Bab 1
Viandina Yamin adalah putri kecil yang paling disayang di Kerajaan Desmana. Suatu kecelakaan membuatnya jatuh ke kolam teratai, Ketika terjaga kembali, dirinya sudah berada di jalanan modern yang ramai dan penuh cahaya aneh.
Seperti anak binatang yang tersesat, dalam kepanikan dan kebingungan, dirinya ditemukan oleh pewaris keluarga besar ibu kota, Mervis Purma.
Mervis membawanya pulang, mengajarinya menyalakan lampu listrik, menggunakan ponsel, memakan makanan yang belum pernah dirinya lihat sebelumnya, dan memaklumi semua kekacauan yang ditimbulkan karena ketidaktahuannya.
Di saat gadis itu terhanyut dalam kebingungan dan gairah, pria itu selalu menggigit lembut cuping telinganya sambil berbisik dengan suara serak, "Putri kecilku, kenapa kamu begitu menggemaskan ...."
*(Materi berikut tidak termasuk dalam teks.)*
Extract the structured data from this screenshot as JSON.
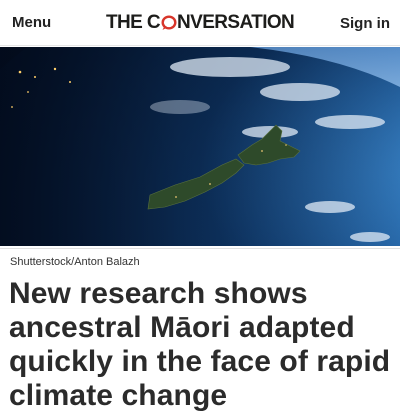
{
  "header": {
    "menu_label": "Menu",
    "logo_prefix": "THE C",
    "logo_suffix": "NVERSATION",
    "logo_icon": "speech-bubble-icon",
    "signin_label": "Sign in",
    "accent_color": "#d8352a"
  },
  "hero": {
    "image_subject": "earth-from-space-new-zealand",
    "caption": "Shutterstock/Anton Balazh"
  },
  "article": {
    "headline": "New research shows ancestral Māori adapted quickly in the face of rapid climate change"
  }
}
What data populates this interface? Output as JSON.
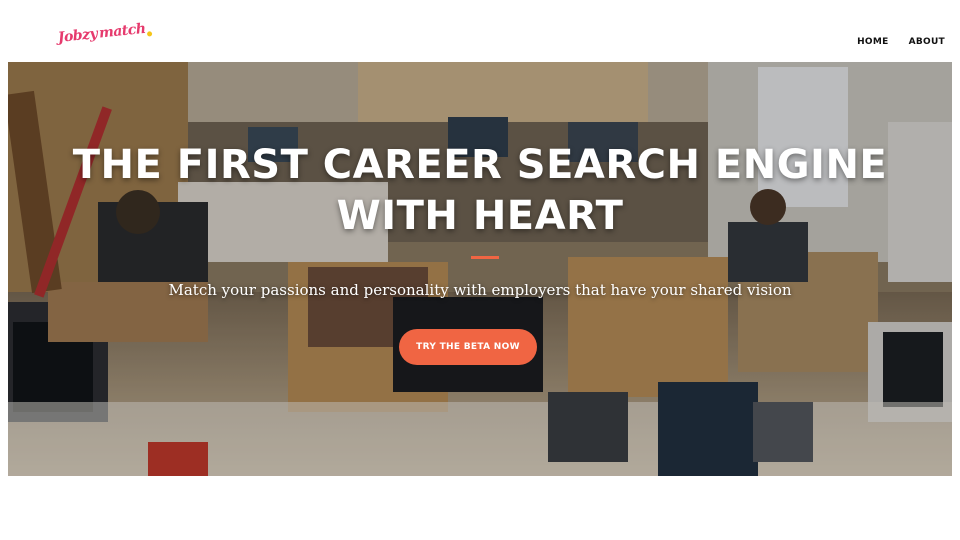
{
  "brand": {
    "logo_line1": "Jobzy",
    "logo_line2": "match"
  },
  "nav": {
    "items": [
      {
        "label": "HOME"
      },
      {
        "label": "ABOUT"
      }
    ]
  },
  "hero": {
    "headline_line1": "THE FIRST CAREER SEARCH ENGINE",
    "headline_line2": "WITH HEART",
    "subtitle": "Match your passions and personality with employers that have your shared vision",
    "cta_label": "TRY THE BETA NOW"
  },
  "colors": {
    "accent": "#f06543",
    "logo": "#e63a6d",
    "logo_dot": "#f5c518",
    "nav_text": "#111111"
  },
  "icons": {
    "background": "office-photo"
  }
}
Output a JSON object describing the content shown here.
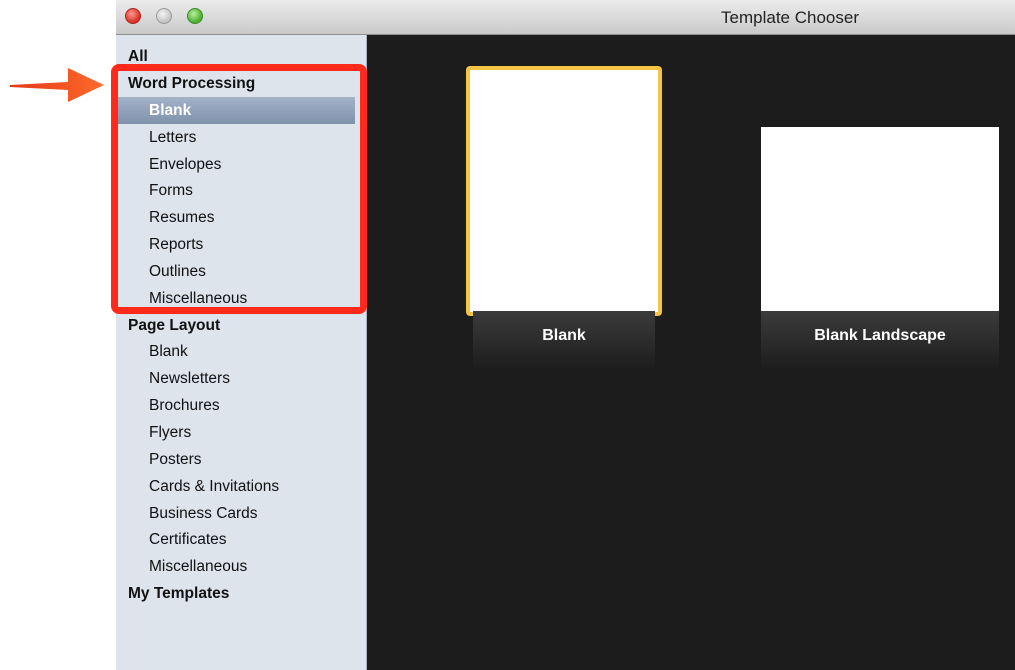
{
  "window": {
    "title": "Template Chooser"
  },
  "sidebar": {
    "all": "All",
    "word_processing": {
      "label": "Word Processing",
      "items": [
        "Blank",
        "Letters",
        "Envelopes",
        "Forms",
        "Resumes",
        "Reports",
        "Outlines",
        "Miscellaneous"
      ]
    },
    "page_layout": {
      "label": "Page Layout",
      "items": [
        "Blank",
        "Newsletters",
        "Brochures",
        "Flyers",
        "Posters",
        "Cards & Invitations",
        "Business Cards",
        "Certificates",
        "Miscellaneous"
      ]
    },
    "my_templates": "My Templates",
    "selected": "Blank"
  },
  "templates": [
    {
      "label": "Blank",
      "selected": true
    },
    {
      "label": "Blank Landscape",
      "selected": false
    }
  ],
  "annotation": {
    "highlight_color": "#ff2a1a",
    "arrow_color": "#f04a1e"
  }
}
Selama tiga tahun, dari seseorang yang sama sekali tidak mengenal peradaban modern, Viandina perlahan dibentuk olehnya sehingga menjadi seperti bunga parasit yang bisa tumbuh hanya karena bersandar padanya.
Hingga hari ini, secara kebetulan Viandina melihat ramalan astronomi di televisi. Fenomena tujuh bintang sejajar akan muncul tujuh hari lagi, dan itu adalah satu-satunya kesempatan untuknya kembali.
Hati putri itu terasa kacau.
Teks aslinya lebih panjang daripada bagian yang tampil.